Политический аспект в данном случае конструктивен, не давит на художественный результат, а его подстёгивает, создаёт дополнительный резонанс действительно не рядовому для Бурятии событию. Крах мультикультурности как государственной политики в Германии и России ещё не конец культурным мостам. По ним невероятным образом идёт передача важных посланий из прошлого в будущее, из одной точки мира за тысячи километров – в иную, из одной религии – в другую. И Вагнер тут один из первых авторов, помогающих осознать перемещения в вечности: трагизм человеческих страстей, могущество веры, лирический, искупительный свет чувства.
Во время репетиций Ханса-Йоахима Фрая, конечно, возили на Байкал, он выучил наизусть про «Славное море...» и «омулёвую бочку»; постоял немного за штурвалом катера и на мгновение почувствовал себя вагнеровским Рулевым, открывающим оперу. Он напитался видами чудо-озера, и они вошли в сценографию Марии Вольской, и зрители узнают байкальские берега, заливы, кручи. Но помимо внешней изобразительности постановщик декларирует как бы «буддийский» аспект легенды. Он размывает конкретную трагедийность финала (самоубийство девушки) абстрактным растворением героев во времени и пространстве.

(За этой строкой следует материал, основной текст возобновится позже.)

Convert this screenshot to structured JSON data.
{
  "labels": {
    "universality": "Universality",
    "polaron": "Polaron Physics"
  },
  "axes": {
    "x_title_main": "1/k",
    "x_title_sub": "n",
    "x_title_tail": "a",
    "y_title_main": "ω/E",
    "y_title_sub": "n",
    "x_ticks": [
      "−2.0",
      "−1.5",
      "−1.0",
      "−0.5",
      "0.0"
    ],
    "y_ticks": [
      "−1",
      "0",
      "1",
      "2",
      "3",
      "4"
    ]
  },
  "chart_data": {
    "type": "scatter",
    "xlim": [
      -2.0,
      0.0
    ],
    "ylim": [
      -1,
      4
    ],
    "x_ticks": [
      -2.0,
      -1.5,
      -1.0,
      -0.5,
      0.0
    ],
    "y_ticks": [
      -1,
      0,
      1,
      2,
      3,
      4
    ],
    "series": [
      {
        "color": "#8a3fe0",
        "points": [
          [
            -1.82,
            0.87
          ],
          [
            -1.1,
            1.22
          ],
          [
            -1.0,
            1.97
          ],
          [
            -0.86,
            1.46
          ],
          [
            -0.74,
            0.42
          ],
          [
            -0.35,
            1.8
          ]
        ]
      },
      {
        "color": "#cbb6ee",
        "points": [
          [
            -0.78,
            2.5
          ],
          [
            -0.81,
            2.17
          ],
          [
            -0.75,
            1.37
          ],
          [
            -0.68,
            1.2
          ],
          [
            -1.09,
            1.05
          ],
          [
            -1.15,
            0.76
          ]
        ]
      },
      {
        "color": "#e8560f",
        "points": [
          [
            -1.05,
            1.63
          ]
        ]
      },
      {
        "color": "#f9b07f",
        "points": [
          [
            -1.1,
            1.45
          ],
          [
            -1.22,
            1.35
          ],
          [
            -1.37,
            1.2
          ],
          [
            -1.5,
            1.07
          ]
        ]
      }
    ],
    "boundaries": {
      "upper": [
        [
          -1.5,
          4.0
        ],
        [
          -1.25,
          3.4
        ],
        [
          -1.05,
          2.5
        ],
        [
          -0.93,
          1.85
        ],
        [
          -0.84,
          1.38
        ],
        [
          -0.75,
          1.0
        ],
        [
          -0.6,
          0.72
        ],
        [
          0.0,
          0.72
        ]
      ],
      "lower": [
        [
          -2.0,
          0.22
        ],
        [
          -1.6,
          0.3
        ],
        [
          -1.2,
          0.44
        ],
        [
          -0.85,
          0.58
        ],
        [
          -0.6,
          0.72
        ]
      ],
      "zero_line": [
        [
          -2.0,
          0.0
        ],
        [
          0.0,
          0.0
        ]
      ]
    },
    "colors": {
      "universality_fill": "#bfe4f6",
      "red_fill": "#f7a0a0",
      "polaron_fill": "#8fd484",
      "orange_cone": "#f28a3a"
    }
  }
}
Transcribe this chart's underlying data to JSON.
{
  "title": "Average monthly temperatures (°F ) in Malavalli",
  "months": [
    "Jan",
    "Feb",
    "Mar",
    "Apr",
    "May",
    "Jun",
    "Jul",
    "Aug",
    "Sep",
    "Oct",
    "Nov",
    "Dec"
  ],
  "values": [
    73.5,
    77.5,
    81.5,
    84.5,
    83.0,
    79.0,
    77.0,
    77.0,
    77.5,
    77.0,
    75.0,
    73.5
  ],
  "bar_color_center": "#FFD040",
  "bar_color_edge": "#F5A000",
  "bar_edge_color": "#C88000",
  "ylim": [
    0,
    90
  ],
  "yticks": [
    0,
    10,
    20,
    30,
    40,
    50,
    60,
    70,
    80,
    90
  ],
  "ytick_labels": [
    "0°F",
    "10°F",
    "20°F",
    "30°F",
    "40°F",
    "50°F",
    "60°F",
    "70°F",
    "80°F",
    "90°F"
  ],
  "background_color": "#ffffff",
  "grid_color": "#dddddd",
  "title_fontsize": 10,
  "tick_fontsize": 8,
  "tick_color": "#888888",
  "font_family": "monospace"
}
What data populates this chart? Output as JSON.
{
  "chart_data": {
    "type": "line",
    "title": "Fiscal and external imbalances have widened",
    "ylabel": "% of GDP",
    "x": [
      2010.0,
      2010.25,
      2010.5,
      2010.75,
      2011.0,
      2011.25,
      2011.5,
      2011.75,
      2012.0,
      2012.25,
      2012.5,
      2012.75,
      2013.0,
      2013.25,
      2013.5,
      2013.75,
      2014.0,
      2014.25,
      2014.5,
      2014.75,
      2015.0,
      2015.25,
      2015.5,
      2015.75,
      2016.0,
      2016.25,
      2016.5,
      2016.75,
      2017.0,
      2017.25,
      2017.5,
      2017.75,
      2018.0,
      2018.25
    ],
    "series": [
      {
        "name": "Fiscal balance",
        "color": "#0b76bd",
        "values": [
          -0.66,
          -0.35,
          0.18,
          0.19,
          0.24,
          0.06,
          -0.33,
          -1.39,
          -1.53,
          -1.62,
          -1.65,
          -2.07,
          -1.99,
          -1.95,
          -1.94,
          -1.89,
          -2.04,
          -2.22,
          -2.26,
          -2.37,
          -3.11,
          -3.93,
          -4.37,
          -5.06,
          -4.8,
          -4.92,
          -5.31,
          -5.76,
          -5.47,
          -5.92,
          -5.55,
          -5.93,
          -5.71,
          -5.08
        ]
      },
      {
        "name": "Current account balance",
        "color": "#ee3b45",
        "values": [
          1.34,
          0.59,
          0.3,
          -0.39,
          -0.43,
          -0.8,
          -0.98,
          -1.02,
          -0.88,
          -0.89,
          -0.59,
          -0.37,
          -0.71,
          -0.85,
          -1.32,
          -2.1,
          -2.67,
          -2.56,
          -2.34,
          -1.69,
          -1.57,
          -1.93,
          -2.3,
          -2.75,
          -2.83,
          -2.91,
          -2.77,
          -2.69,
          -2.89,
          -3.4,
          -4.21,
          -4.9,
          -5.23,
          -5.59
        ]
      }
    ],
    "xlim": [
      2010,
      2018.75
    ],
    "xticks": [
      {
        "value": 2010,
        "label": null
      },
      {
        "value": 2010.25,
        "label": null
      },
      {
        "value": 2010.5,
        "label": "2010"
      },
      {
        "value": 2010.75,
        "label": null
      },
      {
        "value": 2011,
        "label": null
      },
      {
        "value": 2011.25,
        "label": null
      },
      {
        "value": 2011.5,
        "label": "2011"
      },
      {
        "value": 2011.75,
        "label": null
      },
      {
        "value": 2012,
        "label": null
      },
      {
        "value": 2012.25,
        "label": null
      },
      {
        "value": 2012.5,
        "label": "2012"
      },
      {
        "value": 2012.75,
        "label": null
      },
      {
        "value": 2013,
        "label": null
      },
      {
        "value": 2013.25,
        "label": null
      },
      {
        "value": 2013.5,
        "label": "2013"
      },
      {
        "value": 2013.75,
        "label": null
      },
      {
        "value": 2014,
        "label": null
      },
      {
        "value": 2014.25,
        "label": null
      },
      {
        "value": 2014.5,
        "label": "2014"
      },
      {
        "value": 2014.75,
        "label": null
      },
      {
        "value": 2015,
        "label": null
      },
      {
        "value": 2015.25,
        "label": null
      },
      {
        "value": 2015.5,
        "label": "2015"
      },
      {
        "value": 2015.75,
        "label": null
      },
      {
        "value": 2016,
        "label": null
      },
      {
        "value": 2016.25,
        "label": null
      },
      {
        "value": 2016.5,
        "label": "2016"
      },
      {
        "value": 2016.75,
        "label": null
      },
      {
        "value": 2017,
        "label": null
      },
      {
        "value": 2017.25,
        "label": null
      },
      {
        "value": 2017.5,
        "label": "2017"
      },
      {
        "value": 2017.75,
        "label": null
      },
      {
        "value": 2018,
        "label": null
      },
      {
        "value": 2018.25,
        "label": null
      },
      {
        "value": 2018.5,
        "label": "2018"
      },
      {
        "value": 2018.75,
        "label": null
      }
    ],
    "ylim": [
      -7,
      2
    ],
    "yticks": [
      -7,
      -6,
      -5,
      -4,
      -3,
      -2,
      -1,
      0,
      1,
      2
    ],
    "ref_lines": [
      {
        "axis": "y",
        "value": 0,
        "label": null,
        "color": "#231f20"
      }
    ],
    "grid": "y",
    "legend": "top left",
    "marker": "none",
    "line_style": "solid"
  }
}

Происходит реинкарнация жертвенной Сенты и проклятого Голландца – они перемещаются в иное измерение. Переход в надмирное бытие не столько дань духовно-религиозной традиции места, но и органичное, вполне вагнеровское художественно-смысловое решение. Грозный клич Голландца сменяется в финале лирическим расплывом, способным вобрать в себя широкий ряд интенций.
Не станем утверждать, что постановка явила на сегодняшний момент музыкальное и вокальное совершенство, что сцена и оркестр под управлением Илмара Лапиньша хорошо слышат и понимают друг друга, что хоры (особенно мужской) доставляют нам радость, отнюдь нет, и т.д. Но высота помысла Бурятской оперы впечатляет. Есть вполне обеспеченные, в чём-то благополучные коллективы (им не приходилось скитаться шесть лет на время реконструкции по домам культуры и клубам), где даже не ставится задача подобной сложности, как поставили в Улан-Удэ. Можно сказать, здесь озабочены своими связями с большим миром оперы, актуальными постановочными тенденциями. Работая в здании сталинского ампира с ленинским и сталинским же барельефами (сохранены как память времени), здесь жаждут выражаться на ином языке. Такая идея развития заслуживает самой горячей поддержки, и не только эмоциональной.
К тому же бурятский «Летучий Голландец» уже сегодня дал две обнадёживающие работы – Мунхзул Намхай (Голландец) и Аюна Базаргуруева (Сента). Думается, они будут развиваться как вокалисты и как актёры вместе с развитием самого театра.